Am J Med Genet. 1995 Nov 6;59(2):143-8. doi: 10.1002/ajmg.1320590205.
We report on a Sardinian pedigree with congenital ichthyosis associated with normal levels of steroid sulfatase and a normal molecular pattern, as detectable with a cDNA probe for the steroid sulfatase (STS) gene. Though the pattern of transmission of the disease is consistent with X-linked recessive inheritance, this form of ichthyosis was found to segregate independently of genetic polymorphisms detected by probes of the region Xp22.3, where the STS locus has been mapped. The search for close genetic linkages with other polymorphic markers scattered along the entire X chromosome has so far been fruitless. For the time being, the main conclusion derived from these data is that STS deficiency is not a sine qua non for X-linked ichthyosis which may also result from a mutational event at an X-chromosomal site genetically unlinked to the STS locus.

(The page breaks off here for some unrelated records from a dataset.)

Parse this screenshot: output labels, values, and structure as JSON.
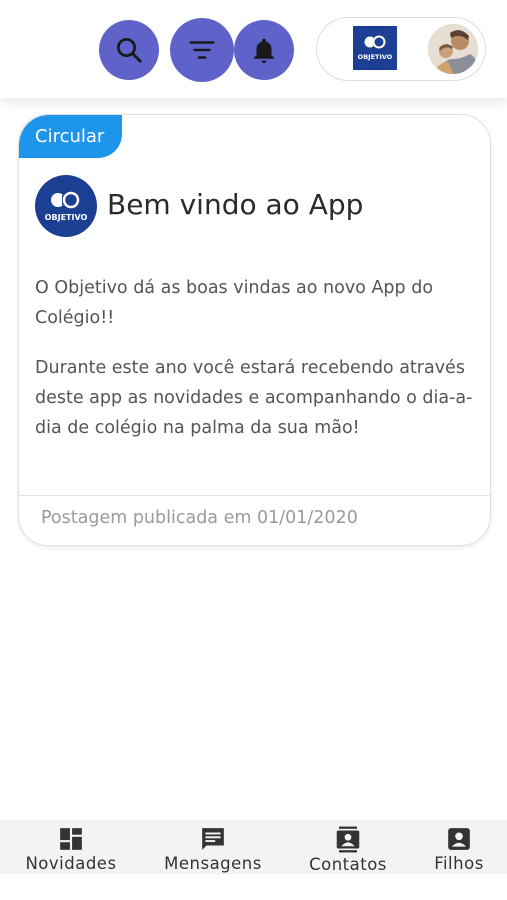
{
  "header": {
    "icons": [
      "search-icon",
      "filter-icon",
      "bell-icon"
    ],
    "school_logo_text": "OBJETIVO",
    "accent_color": "#5f63c9"
  },
  "post": {
    "tag": "Circular",
    "tag_color": "#1d95ea",
    "logo_text": "OBJETIVO",
    "title": "Bem vindo ao App",
    "paragraph1": "O Objetivo dá as boas vindas ao novo App do Colégio!!",
    "paragraph2": "Durante este ano você estará recebendo através deste app as novidades e acompanhando o dia-a-dia de colégio na palma da sua mão!",
    "footer": "Postagem publicada em 01/01/2020"
  },
  "nav": {
    "items": [
      {
        "label": "Novidades",
        "icon": "dashboard-icon"
      },
      {
        "label": "Mensagens",
        "icon": "message-icon"
      },
      {
        "label": "Contatos",
        "icon": "contacts-icon"
      },
      {
        "label": "Filhos",
        "icon": "person-icon"
      }
    ]
  }
}
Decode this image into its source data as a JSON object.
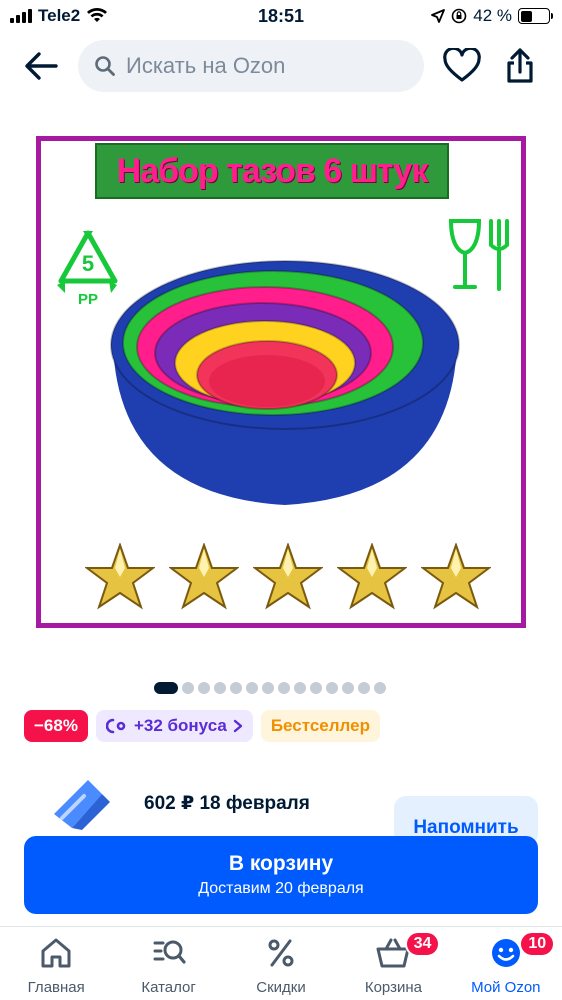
{
  "status_bar": {
    "carrier": "Tele2",
    "time": "18:51",
    "battery": "42 %",
    "battery_level": 0.42
  },
  "header": {
    "search_placeholder": "Искать на Ozon",
    "icons": {
      "back": "arrow-left-icon",
      "search": "search-icon",
      "favorite": "heart-icon",
      "share": "share-icon"
    }
  },
  "product_image": {
    "banner_text": "Набор тазов 6 штук",
    "recycle_code": "5",
    "recycle_label": "PP",
    "star_count": 5,
    "bowl_colors": [
      "#1f3fb0",
      "#28c23a",
      "#ff1e8c",
      "#7a2bb8",
      "#ffd21f",
      "#f2335a"
    ],
    "border_color": "#a51aa0"
  },
  "gallery": {
    "total": 14,
    "current": 1
  },
  "badges": {
    "discount": "−68%",
    "bonus": "+32 бонуса",
    "bestseller": "Бестселлер"
  },
  "delivery_option": {
    "price_date": "602 ₽ 18 февраля",
    "remind_label": "Напомнить"
  },
  "cart_button": {
    "label": "В корзину",
    "sublabel": "Доставим 20 февраля"
  },
  "tabbar": {
    "tabs": [
      {
        "label": "Главная",
        "icon": "home-icon"
      },
      {
        "label": "Каталог",
        "icon": "catalog-search-icon"
      },
      {
        "label": "Скидки",
        "icon": "percent-icon"
      },
      {
        "label": "Корзина",
        "icon": "basket-icon",
        "badge": "34"
      },
      {
        "label": "Мой Ozon",
        "icon": "profile-smile-icon",
        "badge": "10"
      }
    ]
  },
  "colors": {
    "brand_blue": "#005bff",
    "discount_red": "#f5124b",
    "bonus_purple": "#5b2bd6",
    "bestseller_orange": "#f09000"
  }
}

我们报告了一个撒丁岛的家系,该家系患有先天性鱼鳞病,其类固醇硫酸酯酶水平正常且分子模式正常,这可通过类固醇硫酸酯酶(STS)基因的cDNA探针检测到。尽管该疾病的遗传模式与X连锁隐性遗传一致,但发现这种鱼鳞病形式与位于Xp22.3区域(STS基因座已定位在此处)的探针检测到的遗传多态性独立分离。迄今为止,在整个X染色体上寻找与其他多态性标记的紧密遗传连锁一直没有结果。目前,从这些数据得出的主要结论是,STS缺乏并非X连锁鱼鳞病的必要条件,X连锁鱼鳞病也可能由与STS基因座在遗传上不连锁的X染色体位点的突变事件引起。